Repeating Gly-Xaa-Yaa triplets are basic motif of collagen, and Pro hydroxylation is one of the most abundant post-translational modifications (PTMs) (Ma et al., 2018, Pawelec et al., 2016). It has been reported that up to 40% of Pro residues in collagen may be hydroxyproline. While deamidation may also occur during the production of gelatin (Silva, Kirkpatrick, Brodsky, & Ramshaw, 2005). In total, 24 peptides derived from ACC-specific Pep-1 were searched against the in-house database for possible hydroxylation and deamidation sites (Table S2). As shown in Table S2, taking ACC-specific Pep-1 as an example, five peptides with different PTMs were detected from one sample; there was a single deamidation on Asn in each Pep-1, while hydroxylation occurred at various positions in each Pep-1. The theoretical ACC-specific Pep-1 HGNRGEPGPVGSVGPVGAVGPRGPSGPQGVRGDK was selected, but all five peptides listed in Table S2 with various PTMs could also be selected as ACC-specific peptides for distinguishing adulterated ACC. In the present study, ACC-specific Pep-1 HGN(+0.98)RGEP(+15.99)GPVGSVGPVGAVGPRGP(+15.99)SGPQGVRGDK with one deamidation and two hydroxylation was selected due to its high intensity.

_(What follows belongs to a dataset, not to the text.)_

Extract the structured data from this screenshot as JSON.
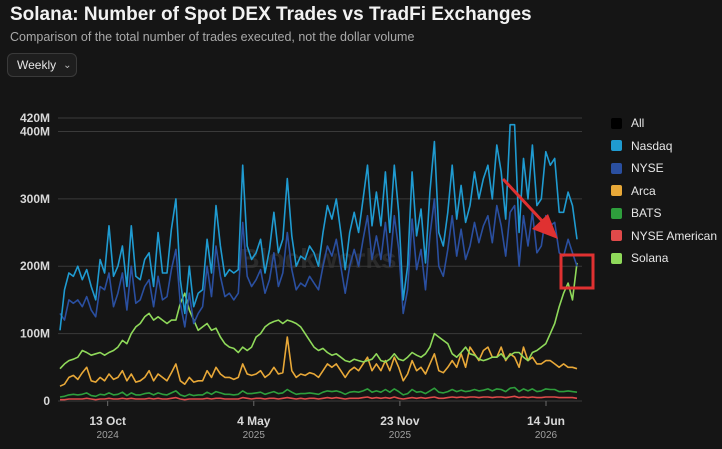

Our previous results showed that the number of deamidation and hydroxylation modification increased significantly during the heating and high-pressure processing (Liu et al., 2020). Therefore, it is rational to analyze potential PTMs in these species-specific peptides, and modified peptides could be utilized as species-specific peptide biomarkers.

Conclusions

In summary, we discovered collagen-derived species-specific peptides that can be employed for distinguishing ACC from products derived from closely related species. In the present study, two ACC-specific peptide biomarkers digested from COL1A2 by Lys-C were identified. It is feasible to distinguish ACC from other gelatin products and adulterations, especially HHG and MHG products by using ACC-specific peptide. The developed method appears to be effective and competitive for ACC authentication and traceability, and could help to improve the quality standards of ACC and ACC-containing products.

Declaration of Competing Interest

The authors declare that they have no known competing financial interests or personal relationships that could have appeared to influence the work reported in this paper.